Using a transient expression system (no GMO plants) as a manufacturing platform, iBio can eliminate the many months required by technologies that use mammalian cells to find high-producing, stable cell clones.
Desired genes are introduced into plant leaves with an automated vacuum infiltration system. Engineered vectors containing a target sequence are transferred to an Agrobacterium sp host that introduces the vector DNA to the nucleus of the plant cell.
Over the following week or less, the protein synthesis of the plant is dominated by translating recombinant viral vector mRNAs resulting from the agrobacterial infiltration into target proteins. Biotherapeutic proteins can be accumulated in gram quantities per kilogram of plant tissue—again, all in less than a week.
And scale-up to make use of this large capacity CDMO (300 kg capacity) is straightforward because, as iBio President Dr. Barry Holtz says, “the plant is the bioreactor.” Scale-up complications found in moving from Phase I through to manufacturing are eliminated—“you just grow more plants” to generate the required kilos of drug product.

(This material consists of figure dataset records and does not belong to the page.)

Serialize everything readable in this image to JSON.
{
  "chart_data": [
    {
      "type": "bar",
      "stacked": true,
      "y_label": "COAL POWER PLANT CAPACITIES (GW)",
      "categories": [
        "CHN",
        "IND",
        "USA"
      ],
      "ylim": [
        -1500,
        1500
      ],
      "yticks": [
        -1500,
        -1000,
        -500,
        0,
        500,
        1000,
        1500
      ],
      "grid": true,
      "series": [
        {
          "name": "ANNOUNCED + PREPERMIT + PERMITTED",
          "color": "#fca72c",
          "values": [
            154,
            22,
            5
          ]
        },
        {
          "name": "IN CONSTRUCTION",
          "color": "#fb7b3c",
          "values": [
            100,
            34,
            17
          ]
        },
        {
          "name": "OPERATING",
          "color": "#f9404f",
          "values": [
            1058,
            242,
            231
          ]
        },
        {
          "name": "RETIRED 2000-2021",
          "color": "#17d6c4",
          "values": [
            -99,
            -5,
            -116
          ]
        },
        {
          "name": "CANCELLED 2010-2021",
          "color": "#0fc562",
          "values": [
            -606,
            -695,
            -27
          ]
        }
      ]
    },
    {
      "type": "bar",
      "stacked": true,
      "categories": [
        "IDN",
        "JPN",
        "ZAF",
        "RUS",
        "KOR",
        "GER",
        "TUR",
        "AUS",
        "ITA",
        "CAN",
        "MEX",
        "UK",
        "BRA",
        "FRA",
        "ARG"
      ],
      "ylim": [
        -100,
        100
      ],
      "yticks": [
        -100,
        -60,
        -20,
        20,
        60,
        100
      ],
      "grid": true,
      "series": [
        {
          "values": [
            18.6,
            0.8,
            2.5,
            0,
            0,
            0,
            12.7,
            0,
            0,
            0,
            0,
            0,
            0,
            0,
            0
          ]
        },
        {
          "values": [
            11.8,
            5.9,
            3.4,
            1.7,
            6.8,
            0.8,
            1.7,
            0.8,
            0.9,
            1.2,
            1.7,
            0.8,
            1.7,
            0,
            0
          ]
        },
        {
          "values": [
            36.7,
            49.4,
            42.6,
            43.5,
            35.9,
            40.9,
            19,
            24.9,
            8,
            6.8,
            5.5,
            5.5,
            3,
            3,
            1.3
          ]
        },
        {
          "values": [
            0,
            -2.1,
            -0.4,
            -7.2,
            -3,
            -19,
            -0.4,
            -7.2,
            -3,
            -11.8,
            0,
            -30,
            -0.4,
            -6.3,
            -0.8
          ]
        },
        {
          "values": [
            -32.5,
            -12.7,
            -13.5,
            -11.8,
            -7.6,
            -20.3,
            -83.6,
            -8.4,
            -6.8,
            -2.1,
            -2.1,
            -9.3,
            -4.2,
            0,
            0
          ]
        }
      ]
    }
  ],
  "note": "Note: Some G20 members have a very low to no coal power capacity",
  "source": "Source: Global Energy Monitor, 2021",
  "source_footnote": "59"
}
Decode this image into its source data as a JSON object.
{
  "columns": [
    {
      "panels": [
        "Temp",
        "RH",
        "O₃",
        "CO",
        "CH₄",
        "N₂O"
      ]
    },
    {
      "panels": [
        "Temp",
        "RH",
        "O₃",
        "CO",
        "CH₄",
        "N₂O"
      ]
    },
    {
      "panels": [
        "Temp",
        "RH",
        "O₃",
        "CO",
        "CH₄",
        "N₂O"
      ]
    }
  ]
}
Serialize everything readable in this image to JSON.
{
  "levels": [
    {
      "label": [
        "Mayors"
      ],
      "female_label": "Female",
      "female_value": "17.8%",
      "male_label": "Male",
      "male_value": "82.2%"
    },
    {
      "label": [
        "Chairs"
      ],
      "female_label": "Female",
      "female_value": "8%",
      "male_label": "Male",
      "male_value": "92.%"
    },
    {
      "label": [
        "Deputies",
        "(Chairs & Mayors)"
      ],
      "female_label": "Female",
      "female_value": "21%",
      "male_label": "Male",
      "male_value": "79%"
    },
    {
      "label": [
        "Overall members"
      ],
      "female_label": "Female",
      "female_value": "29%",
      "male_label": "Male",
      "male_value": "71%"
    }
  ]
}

iBio has assisted early stage companies working with monoclonal antibodies to achieve faster results.
Microscope capture at Gore facility in Elkton, MD.
To be sure, the above technologies only address steps in a much larger, more complicated process. Their main application is in the rapid development of small-batch compounds for specific clinical trials, or to screen proteins more effectively. They also may move early stage or orphan drugs into clinical production sooner.
In the pharmaceutical industry, the whole development process requires better orchestration of its steps and processes. By reducing the time required to develop, screen, and capture proteins, further downstream savings can be realized.
The cascading benefits from innovative processes can be felt throughout the development cycle, enabling promising medicines to reach consumers more quickly, while reducing the costs for the companies developing them.